It’s easy to avoid injuries when you’ve been going to the gym for a while and more importantly paying attention to things like technique and load. It’s also fairly easy to train for years without any major health issues especially if you haven’t lead a sedentary lifestyle for years prior to getting active. There are a few common injuries that you can avoid during that initial time period when you don’t know the technicalities of a good form or can measure how much weight you can lift.
Avoid Common Injuries
Squat form that works for both picking up weights and deadlifts
There are a few popular health complaints that you can hear from sedentary people who came to the gym. Lower back pain is probably one of the most common and there are quite a few moves that can make it worse and they don’t just include leg exercises. Bad knees may compete with the lower back problems and require special attention. So the first thing you can do to avoid making things worse is determine your problem and work around it.
Assume Good Form In All Positions
Many people do this. They are starting to do, say deadlifts and they pick up the weight with an arched back. Then they go into a starting position and assume their deadlift form and continue the exercise. The same happens when the weight goes down. This is a great way to pull some muscle in your lower back and worsen your lower back pain. When picking up or putting down the weights be sure to keep your back straight and drive the weight through your legs rather than back or arms.
Lift Smaller Weights
Women usually tend to pick up smaller weights, which is fine when you’re just starting. Now men tend to overdo things with the load, hence pulled muscles, bad delayed muscle pain, and probably worse. Start slowly, watch your body’s response to weights post-training as well as during the workouts.

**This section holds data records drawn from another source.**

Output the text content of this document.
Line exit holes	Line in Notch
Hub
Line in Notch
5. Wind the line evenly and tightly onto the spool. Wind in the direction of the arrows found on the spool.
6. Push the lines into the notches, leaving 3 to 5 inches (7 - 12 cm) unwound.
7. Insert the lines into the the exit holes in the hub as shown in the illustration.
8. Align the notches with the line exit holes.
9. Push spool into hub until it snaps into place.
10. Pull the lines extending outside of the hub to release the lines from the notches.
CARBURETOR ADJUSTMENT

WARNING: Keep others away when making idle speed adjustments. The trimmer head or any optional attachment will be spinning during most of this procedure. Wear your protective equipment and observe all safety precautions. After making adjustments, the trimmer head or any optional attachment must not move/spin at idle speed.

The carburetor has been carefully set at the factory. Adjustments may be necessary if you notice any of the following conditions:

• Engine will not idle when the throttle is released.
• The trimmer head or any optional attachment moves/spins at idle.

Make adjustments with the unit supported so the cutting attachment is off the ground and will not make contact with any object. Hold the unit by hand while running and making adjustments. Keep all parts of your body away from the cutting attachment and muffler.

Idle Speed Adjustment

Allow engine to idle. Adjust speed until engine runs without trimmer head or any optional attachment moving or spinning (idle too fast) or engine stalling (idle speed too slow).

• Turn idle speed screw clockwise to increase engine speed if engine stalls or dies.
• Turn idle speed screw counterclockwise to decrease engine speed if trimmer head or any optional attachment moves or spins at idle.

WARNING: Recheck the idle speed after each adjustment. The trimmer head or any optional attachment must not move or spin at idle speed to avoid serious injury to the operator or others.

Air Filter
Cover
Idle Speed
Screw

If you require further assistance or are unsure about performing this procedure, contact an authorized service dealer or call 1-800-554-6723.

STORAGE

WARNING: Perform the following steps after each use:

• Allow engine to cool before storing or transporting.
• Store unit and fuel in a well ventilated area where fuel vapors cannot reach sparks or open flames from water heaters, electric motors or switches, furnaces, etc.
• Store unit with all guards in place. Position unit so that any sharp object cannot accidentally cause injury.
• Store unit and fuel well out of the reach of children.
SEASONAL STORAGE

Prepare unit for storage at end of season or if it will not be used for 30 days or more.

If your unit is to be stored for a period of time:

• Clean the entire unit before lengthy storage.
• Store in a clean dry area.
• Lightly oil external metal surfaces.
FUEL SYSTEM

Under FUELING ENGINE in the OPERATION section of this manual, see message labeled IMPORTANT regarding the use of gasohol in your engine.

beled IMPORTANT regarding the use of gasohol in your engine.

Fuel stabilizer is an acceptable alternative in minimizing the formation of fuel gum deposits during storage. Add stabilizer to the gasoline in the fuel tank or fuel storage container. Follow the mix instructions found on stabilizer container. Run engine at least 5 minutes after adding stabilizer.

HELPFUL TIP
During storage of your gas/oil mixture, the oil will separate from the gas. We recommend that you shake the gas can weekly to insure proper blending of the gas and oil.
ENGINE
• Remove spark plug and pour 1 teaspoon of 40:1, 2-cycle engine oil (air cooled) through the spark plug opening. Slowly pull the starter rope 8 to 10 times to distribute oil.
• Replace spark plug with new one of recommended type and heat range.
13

Make Sure Your Body Recovers
Lack of recovery time is a straight way to injury or at least accumulated fatigue. Your body needs time to heal so be sure to plan your workouts so that you get enough rest time. You can’t go hard all the time, so you can either take weeklong breaks once in three months or better yet listen to your body and vary loads and volume according with how well/bad you recovered. Sometimes a missed workout can do your body much good.